There are many possible causes of transverse myelitis, and often the individual cause can be obscure. Postinfectious transverse myelitis follows a recent infection or vaccination. Although Epstein Barr2 and cytomegalic3 viruses are most common, practically all human viruses have been associated with transverse myelitis, including human T-cell lymphotrophic viruses.4 Mycoplasma5 and 6 is the only known bacterial trigger. Some acute infections such as schistosomiasis and Lyme disease can directly cause transverse myelitis. Systemic diseases such as multiple sclerosis,7 systemic lupus erythematosus,8 or cancer9 can be the cause. Cord ischemia from aortic dissection is another diagnostic consideration. If no cause is found, transverse myelitis is said to be idiopathic.
We present 2 cases of transverse myelitis in patients who presented to the emergency department (ED) to familiarize emergency physicians with this condition.
Case 1
A 20-year-old man with no significant past medical history presented to the ED with lower extremity weakness. One week before, he had developed sore throat and fatigue without fever, headache, neck stiffness, visual changes, joint pain, or diarrhea. During the ensuing week, he was evaluated twice by other physicians; according to the patient, test results for streptococcal pharyngitis and mononucleosis had been negative, although further information was unavailable. On the evening before his final presentation, the patient noticed difficulty walking, particularly while climbing stairs. He awoke approximately 4 to 5 hours later with burning dysesthesias in both legs. On attempting to get out of bed, he fell to the floor, unable to support his weight. The patient was then transported to the ED, at which time he was unable to move his legs or urinate.
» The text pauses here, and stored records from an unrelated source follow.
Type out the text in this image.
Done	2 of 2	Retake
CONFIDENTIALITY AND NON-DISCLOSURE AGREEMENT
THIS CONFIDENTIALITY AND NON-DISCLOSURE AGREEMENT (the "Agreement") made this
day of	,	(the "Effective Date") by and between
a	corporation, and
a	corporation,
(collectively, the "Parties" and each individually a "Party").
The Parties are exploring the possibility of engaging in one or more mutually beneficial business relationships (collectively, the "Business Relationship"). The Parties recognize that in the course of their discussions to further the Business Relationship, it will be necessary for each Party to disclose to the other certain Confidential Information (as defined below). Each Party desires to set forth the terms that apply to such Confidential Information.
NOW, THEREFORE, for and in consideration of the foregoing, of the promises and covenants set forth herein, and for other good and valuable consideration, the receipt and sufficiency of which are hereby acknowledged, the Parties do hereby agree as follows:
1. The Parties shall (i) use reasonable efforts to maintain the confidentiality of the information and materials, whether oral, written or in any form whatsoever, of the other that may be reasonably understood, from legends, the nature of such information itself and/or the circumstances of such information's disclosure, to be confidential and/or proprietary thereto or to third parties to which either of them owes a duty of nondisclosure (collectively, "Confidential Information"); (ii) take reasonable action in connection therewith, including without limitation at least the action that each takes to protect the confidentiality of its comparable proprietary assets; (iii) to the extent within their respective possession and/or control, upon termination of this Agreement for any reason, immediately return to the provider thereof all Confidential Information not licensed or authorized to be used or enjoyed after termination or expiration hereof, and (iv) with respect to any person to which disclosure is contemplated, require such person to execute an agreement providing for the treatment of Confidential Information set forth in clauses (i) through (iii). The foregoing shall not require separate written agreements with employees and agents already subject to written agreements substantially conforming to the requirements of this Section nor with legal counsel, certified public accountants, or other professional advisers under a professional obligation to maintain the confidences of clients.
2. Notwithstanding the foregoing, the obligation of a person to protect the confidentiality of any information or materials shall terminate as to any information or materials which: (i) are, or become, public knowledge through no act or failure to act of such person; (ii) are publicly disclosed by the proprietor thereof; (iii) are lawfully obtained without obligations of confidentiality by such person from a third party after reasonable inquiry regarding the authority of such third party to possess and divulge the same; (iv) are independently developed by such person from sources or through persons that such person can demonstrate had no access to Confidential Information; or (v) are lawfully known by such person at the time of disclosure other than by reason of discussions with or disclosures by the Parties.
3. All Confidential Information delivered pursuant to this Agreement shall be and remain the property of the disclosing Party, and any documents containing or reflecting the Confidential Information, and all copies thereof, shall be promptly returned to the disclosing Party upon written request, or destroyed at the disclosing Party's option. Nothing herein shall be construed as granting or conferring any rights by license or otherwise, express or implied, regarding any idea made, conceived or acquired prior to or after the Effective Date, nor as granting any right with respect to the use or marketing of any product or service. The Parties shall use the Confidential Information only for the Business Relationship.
On physical examination, he was afebrile (vital signs of 98.4° F, 132/84 mm Hg, 90 bpm, 19 breaths/min, 100%RA) with a supple neck. His cardiovascular examination result was normal, and he had good distal pulses. His back was unremarkable, with no tenderness or skin findings. His mental status, cranial nerves, and upper extremities were normal. However, both lower extremities were paralyzed, atonic, and areflexic. Sensory testing revealed loss of light touch, temperature, and pinprick below T-8. Rectal sphincter tone was decreased.
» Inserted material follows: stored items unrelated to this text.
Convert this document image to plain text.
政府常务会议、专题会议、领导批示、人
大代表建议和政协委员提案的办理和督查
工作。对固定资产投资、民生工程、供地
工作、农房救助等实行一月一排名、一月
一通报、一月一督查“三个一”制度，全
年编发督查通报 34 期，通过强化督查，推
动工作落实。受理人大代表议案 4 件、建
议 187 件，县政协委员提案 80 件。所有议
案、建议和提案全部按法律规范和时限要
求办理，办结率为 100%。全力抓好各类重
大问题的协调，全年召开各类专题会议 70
Normal respiratory mechanics (negative inspiratory force and vital capacity) were documented before spinal cord magnetic resonance imaging (MRI). MRI showed abnormal enhancement and swelling of the thoracic cord (see Figure).
(66K)
Figure. In this sagittal T2-weighted sequence of the MRI, there are multiple areas of increased signal intensity and cord expansion consistent with an inflammatory or demyelinating process.
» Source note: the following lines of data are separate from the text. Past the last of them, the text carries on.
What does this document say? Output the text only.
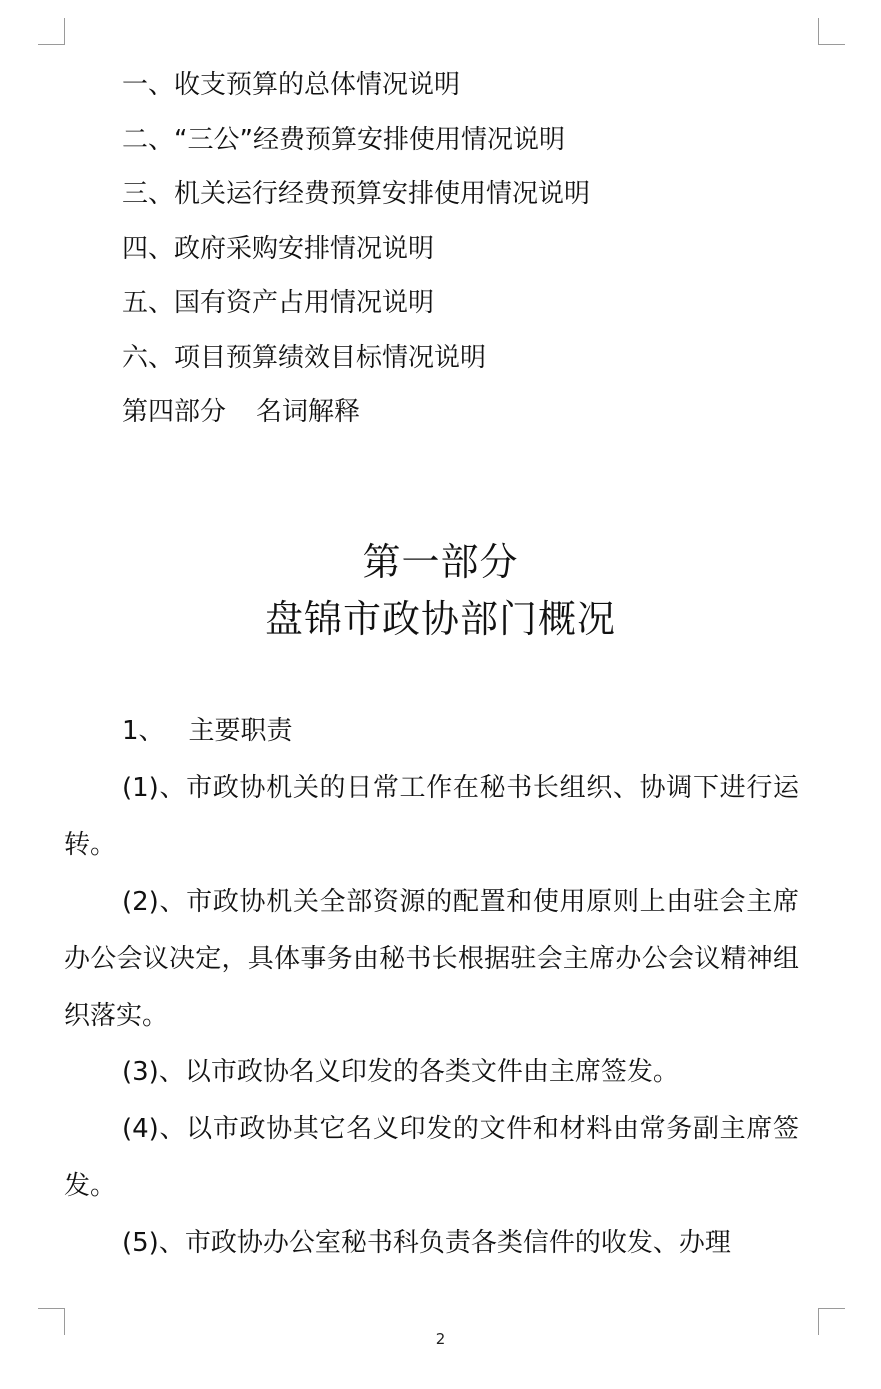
一、收支预算的总体情况说明
二、“三公”经费预算安排使用情况说明
三、机关运行经费预算安排使用情况说明
四、政府采购安排情况说明
五、国有资产占用情况说明
六、项目预算绩效目标情况说明
第四部分 名词解释
第一部分
盘锦市政协部门概况
1、 主要职责

(1)、市政协机关的日常工作在秘书长组织、协调下进行运转。

(2)、市政协机关全部资源的配置和使用原则上由驻会主席办公会议决定，具体事务由秘书长根据驻会主席办公会议精神组织落实。

(3)、以市政协名义印发的各类文件由主席签发。

(4)、以市政协其它名义印发的文件和材料由常务副主席签发。

(5)、市政协办公室秘书科负责各类信件的收发、办理

2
A lumbar puncture revealed a normal opening pressure (170 mm H2O), pleocytosis (WBC count 247 per cubic millimeter, with 39% polymorphonuclear cells and 51% lymphocytes), a normal glucose level (45 mg/dL), and an elevated cerebrospinal fluid total protein level (279 mg/dL). The cerebrospinal fluid did not show oligoclonal banding. Blood testing for Borrelia burgdorferi, HIV (antibody levels), herpes simplex (polymerase chain reaction), bacteria and fungi (blood cultures), and antinuclear antibody titers were all negative.
We administered intravenous steroids, as well as empiric ceftriaxone and ganciclovir, and admitted him to the ICU. He was discharged on hospital day 4 to a neurologic rehabilitation center with persistent paraplegia and a T-6 sensory level. He continued to receive high-dose oral steroids for this acute transverse myelitis. At a 4-month follow-up evaluation, a patchy sensory loss of the bilateral lower extremities remained, and the patient exhibited a spastic paraparesis; however, he is able to ambulate with assistance.